Nonsense. Calling a legislature a parliament is hardly an insult, and the Supreme Court is an essential bastion against tyranny of the majority (at least in theory). But you might be onto something about carving off head-of-state duties for the chief exec. Ribbon-cutting and dinner-hosting is hardly as important as managing the executive branch and leading the diplomatic corps. A change like that might even possibly relieve presidential candidates of the burdens of needing to be 'likable' for a mass TV audience.
The quicker idiots realize this, and start voting third party/independent, the better, but since idiots don't just magically become smart one day (intelligence is basically fixed), hell will freeze over before that ever happens. So suffer.
Beg pardon, but until we have a structural change that breaks the power of the duopoloy, you're an idiot if you vote third party when the lesser of two evils has a chance of winning. I live in Florida, so I've gotten to cast rather a few protest votes like that, but the Supreme Court was the reason I stuffed my values in a sack and voted Gore in 2000.
Ah, but again the proof is in the pudding! The constitution does not need fixing (it has a provision for amending).
Yes, I was talking about an amendment, just thought the point was obvious. You're party history is a bit shaky, though. The War of Northern Aggression made the Republicans, but that 'adulterous,' gun-loving, injun-killing, pigs-in-the-White-House-party-throwin' Andrew Jackson made the Democrats. Re the historical role of 3rd parties, it just ain't enough for me to see that kind of sloppy ad hoc corrections. I want a consistent set of policy goals I can vote for, and we won't ever have that without breaking the duopoly.

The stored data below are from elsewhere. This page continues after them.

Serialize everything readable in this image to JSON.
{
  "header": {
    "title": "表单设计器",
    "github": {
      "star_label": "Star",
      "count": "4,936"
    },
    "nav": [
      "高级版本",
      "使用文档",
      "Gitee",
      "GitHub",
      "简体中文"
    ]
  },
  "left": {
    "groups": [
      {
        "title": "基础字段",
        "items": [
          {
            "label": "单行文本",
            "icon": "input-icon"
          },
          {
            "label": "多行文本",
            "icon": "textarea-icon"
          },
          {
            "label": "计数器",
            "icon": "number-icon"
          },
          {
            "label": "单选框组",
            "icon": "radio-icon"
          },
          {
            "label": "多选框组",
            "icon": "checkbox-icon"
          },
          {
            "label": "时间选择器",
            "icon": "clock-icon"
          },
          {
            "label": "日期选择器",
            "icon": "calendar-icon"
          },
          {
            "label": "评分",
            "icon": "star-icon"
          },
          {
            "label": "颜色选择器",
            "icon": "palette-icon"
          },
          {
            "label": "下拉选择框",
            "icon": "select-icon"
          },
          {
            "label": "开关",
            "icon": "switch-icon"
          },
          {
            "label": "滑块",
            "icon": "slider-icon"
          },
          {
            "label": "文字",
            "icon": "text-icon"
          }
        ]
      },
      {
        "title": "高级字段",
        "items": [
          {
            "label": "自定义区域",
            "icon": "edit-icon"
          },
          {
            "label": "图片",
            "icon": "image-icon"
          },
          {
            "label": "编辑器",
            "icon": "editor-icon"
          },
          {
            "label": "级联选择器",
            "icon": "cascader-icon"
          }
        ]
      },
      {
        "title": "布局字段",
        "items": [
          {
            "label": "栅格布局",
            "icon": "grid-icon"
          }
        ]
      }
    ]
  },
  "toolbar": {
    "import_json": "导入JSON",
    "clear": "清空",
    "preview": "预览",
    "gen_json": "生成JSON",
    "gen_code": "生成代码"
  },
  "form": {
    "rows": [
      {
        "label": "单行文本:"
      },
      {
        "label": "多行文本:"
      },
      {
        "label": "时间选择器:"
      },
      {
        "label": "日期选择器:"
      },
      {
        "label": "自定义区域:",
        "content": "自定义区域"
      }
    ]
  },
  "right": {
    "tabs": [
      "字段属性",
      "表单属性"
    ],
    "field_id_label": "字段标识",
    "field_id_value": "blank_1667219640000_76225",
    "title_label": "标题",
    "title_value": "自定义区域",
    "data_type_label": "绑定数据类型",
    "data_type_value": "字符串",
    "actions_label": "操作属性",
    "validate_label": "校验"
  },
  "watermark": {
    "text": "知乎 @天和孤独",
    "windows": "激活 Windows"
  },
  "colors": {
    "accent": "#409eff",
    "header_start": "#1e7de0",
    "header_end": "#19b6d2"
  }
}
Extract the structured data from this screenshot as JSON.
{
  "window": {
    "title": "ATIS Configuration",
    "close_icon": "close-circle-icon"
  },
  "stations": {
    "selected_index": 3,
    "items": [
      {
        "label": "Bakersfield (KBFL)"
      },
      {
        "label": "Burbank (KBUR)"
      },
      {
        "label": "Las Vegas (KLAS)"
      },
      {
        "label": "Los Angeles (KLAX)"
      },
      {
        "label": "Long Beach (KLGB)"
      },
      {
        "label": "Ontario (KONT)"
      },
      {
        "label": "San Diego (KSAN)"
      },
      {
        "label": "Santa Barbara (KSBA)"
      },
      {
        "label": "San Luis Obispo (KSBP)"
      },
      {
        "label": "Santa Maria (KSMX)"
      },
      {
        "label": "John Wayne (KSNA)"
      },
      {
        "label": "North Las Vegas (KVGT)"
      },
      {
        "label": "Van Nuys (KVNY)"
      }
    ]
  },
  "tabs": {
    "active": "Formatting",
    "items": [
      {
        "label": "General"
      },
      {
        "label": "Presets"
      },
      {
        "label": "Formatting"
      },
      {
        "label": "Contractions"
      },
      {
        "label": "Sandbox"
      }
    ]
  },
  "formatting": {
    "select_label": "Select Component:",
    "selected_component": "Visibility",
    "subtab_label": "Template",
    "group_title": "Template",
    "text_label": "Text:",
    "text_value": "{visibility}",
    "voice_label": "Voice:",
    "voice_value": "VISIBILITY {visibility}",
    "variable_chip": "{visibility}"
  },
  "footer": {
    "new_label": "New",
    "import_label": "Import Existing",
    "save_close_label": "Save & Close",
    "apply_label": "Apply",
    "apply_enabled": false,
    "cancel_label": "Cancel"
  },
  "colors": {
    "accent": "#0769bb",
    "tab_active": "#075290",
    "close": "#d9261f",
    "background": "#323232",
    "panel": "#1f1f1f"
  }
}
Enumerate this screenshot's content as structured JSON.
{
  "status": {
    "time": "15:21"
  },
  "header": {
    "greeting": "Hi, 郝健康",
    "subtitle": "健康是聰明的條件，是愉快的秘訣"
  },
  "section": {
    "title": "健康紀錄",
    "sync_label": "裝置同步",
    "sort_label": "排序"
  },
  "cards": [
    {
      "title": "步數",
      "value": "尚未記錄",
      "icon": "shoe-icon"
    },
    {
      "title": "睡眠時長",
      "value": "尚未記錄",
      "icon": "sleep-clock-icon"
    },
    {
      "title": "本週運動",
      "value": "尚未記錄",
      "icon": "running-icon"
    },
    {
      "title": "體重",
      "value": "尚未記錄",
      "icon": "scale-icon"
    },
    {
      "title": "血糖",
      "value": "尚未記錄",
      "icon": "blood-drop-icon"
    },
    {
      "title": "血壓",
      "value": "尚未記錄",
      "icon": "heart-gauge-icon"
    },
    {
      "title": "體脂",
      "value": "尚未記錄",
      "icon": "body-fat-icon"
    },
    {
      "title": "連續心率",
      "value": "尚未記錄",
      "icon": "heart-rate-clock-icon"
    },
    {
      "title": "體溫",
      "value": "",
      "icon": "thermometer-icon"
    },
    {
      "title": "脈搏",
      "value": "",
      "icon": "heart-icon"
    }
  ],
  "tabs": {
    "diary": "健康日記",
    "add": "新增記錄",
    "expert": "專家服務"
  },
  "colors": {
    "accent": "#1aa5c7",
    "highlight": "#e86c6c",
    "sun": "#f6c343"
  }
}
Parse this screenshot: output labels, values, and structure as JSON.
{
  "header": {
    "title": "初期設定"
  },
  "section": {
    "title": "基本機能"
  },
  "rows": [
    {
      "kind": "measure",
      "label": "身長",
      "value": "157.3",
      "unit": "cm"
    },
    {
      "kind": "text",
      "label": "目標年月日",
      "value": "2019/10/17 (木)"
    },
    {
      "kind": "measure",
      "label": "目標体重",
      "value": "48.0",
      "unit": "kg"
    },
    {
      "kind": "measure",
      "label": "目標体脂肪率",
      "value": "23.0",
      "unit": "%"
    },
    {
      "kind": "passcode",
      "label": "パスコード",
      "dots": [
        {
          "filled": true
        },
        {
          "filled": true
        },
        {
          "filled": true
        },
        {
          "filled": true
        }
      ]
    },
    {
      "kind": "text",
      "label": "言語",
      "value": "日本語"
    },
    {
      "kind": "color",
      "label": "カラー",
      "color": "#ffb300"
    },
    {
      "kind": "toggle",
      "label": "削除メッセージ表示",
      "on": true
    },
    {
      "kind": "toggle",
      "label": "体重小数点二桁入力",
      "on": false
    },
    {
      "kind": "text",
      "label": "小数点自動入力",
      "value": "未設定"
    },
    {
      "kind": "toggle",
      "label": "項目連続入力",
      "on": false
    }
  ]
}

Re my '08 vote, no I wouldn't change it because Florida was crucial to ensuring that McCain lost. Unless you're asking for a little micro-fiction about what might be happening if we had a real Social Democratic party here and that candidate could have won? I voted Nader in '04 because there was zero hope for Kerry in Florida and Nader was only beginning to piss me off.
Bush 43 got 50 and 52% of the vote in his 2 elections. Yet at the end of his terms, he had a 29% approval (It might have been lower, I dont recall). SO that means that at least 20+% of the people that voted for him sure wished they had another choice in 00 and 04.
Well they have my sympathies. I voted for Bill Clinton in the general, but he was dead last on my list for the '92 primaries on account of being a DLC tool. I'd still love to have a long meal with him at the table; dude can talk. But I think we might have had less than 50% overlap in our policy preferences.
Really, though, the kind of poll numbers you mention piss me off because what they really reflect is that huge numbers of regular voters are just not paying any attention to policy and making their decisions a-la Dubya, with their phone-addled, channel-flipping, overworked guts.